Anusha Sundar of OTTplay gave 2.5/5 stars and wrote, "Chutney Sambar is a passable series that, thankfully, does not become a snoozefest thanks to its outdated arcs. Radha Mohan makes an earnest attempt to serve up a platter of delicious characters who come together for a hearty meal. There is a good reason why each character exists and they get their due by the end of the series. Yes, not everything works for the series, but despite its flaws, Chutney Sambar is a one-time watch that you can put on while doing your chores". Janani K of India Today gave 2.5/5 stars and wrote, "'Chutney Sambar' is a decent web series with the right intentions".
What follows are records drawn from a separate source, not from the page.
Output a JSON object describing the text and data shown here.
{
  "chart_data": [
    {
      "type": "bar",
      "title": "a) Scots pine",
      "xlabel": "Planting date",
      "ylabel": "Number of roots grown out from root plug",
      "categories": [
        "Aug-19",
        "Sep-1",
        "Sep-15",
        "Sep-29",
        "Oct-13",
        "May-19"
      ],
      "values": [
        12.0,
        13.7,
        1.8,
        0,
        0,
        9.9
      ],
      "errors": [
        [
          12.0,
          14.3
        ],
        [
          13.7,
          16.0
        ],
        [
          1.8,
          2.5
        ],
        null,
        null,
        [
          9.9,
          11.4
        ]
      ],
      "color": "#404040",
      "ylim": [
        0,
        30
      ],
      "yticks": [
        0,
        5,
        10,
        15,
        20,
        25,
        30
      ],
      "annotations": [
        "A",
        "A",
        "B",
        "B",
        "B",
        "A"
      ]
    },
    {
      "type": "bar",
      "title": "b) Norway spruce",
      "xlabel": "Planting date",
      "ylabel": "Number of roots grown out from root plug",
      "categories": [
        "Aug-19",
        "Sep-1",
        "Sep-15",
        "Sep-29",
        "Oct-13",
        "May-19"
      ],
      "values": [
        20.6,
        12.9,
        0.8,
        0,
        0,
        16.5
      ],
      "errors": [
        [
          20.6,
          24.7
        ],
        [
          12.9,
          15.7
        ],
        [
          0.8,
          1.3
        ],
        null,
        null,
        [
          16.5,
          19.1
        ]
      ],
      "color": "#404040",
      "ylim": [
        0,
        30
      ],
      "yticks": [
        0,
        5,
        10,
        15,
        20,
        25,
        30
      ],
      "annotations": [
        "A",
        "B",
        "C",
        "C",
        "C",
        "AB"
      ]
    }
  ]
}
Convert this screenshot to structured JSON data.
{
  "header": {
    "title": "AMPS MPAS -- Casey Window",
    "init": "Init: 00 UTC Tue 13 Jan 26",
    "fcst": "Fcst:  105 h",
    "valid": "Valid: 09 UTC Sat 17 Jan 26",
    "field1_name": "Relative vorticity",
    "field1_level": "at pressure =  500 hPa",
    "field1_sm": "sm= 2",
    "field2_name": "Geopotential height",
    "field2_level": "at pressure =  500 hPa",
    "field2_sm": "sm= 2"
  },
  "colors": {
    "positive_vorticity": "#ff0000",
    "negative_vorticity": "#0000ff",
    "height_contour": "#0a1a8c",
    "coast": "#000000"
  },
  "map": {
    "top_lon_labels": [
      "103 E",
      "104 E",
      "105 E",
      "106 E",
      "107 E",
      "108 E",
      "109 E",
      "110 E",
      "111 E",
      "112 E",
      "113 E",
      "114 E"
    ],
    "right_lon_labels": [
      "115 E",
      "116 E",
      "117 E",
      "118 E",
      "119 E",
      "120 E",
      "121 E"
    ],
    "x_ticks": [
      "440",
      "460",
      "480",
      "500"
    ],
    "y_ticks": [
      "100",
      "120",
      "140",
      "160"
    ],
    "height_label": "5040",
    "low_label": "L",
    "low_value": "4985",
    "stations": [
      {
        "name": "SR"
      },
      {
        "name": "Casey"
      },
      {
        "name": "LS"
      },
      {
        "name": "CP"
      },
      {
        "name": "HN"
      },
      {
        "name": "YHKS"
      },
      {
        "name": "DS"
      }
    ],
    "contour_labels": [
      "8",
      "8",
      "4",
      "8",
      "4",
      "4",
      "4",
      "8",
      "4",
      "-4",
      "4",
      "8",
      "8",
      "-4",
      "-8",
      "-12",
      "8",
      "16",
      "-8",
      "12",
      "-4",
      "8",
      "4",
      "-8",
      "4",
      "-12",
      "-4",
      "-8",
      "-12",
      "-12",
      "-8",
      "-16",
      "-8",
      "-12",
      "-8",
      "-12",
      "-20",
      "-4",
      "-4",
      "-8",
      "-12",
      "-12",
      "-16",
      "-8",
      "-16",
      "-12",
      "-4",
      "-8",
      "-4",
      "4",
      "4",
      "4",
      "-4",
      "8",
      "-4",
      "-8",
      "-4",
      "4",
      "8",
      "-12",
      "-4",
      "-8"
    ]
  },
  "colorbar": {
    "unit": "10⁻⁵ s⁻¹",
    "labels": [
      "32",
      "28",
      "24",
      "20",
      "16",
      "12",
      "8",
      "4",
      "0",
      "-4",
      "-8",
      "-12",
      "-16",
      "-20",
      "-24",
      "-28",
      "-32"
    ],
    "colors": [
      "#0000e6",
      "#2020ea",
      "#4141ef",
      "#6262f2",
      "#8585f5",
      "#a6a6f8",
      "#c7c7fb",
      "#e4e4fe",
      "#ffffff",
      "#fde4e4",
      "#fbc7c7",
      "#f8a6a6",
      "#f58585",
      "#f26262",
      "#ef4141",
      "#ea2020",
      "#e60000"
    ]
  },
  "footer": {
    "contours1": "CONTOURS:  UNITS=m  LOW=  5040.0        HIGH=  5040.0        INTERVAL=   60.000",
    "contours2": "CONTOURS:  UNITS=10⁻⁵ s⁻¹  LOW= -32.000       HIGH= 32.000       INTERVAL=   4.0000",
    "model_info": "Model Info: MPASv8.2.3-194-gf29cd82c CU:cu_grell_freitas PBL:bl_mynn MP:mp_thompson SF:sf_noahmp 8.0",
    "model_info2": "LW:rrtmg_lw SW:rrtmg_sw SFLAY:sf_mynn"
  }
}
Gopinath Rajendran of The Hindu wrote, "Probably naming series after eatables is the trick! In the series, Rathnasamy’s restaurant is famous for its sambar while Sachu’s eatery is renowned for its chutney, but it’s actually Radha Mohan and Yogi Babu whose collaboration — like chutney and sambar — make Chutney Sambar a delectable watch". G. Gowtham of India Herald wrote, "A group of delectable personalities gather for a substantial lunch, and Radha Mohan does his hardest to present them on a plate".